What can I write about?

The aim of an abstract is simple, to share research, knowledge and best practice throughout the transfusion industry.  Anyone can write one! Consider perhaps what has made your life easier in the workplace, saved you time and improved the accuracy of a process?  If it’s helped you and your colleagues it will more than likely help someone else.  You could be a trainee nurse who has found a way to devise a more accurate form, thus saving blood being rejected unnecessarily, or a Stem Cell Specialist who has found a way to detect a disease before blood is transfused saving many lives.  The list is endless!

There are 5 abstract categories to choose from:

Blood Donation, Components and Safety

Diagnostics, Science and Technology

Improving Patient Outcomes

Quality, Regulation and Governance


Tips to Remember

State the reason for the study/research – let people know what they’re about to be reading and why it’s important.  Make it relevant and interesting to hold their attention.
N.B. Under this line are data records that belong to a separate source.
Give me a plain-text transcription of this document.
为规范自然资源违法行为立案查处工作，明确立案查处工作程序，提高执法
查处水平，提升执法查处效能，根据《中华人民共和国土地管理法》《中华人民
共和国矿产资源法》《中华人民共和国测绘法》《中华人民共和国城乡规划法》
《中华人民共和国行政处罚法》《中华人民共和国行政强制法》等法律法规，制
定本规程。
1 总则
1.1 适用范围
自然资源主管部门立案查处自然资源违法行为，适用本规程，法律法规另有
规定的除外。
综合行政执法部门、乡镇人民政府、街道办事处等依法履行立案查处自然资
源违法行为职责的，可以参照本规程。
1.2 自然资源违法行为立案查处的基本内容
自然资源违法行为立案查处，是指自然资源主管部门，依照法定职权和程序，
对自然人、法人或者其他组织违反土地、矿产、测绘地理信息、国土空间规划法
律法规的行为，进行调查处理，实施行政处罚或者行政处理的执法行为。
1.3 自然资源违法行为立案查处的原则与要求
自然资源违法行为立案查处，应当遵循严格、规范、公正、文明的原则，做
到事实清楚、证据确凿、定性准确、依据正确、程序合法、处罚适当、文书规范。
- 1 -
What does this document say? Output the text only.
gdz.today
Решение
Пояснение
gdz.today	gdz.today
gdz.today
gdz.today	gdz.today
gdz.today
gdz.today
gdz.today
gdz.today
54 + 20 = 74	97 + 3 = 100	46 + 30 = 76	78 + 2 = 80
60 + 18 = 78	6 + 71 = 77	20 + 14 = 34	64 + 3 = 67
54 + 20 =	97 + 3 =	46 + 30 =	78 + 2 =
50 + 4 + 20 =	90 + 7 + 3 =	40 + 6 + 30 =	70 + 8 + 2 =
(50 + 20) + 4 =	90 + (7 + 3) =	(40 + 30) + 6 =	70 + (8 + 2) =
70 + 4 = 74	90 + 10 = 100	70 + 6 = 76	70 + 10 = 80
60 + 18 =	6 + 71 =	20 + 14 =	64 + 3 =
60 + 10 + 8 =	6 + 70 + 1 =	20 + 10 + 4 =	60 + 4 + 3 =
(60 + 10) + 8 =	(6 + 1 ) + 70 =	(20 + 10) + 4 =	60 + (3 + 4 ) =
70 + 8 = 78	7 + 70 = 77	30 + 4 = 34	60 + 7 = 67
Always ensure acronyms are written out in full when they are first used.

Describe methods and/or study design – Keep it brief and only include the main points.  It is important for readers to know how you achieved results but they don’t need every minute detail.

Keep it concise and to the point - don’t use 10 words when 5 will do.

Present data and results clearly – A well laid out document is much easier to digest than an erratic one.  Stick to word count, layout and formatting criteria, it’s there to help.

Summarise your findings – Explain why your research is important and what impact it has on future works.

Give it a great title – The title is the hook that will grip your reader’s attention.  Make it relevant but keep it as short as possible.  Don’t forget to proof read and spell check

Top three mistakes to avoid:

Your conclusion is not supported by your data

Previously published data

Poor English!

Simply passing your work to a colleague for a ‘fresh pair of eyes’, running a Google search, or hitting spellcheck, can dramatically increase your chances of having your abstract accepted.

Get Started

The deadline for this year’s submissions is 20th May.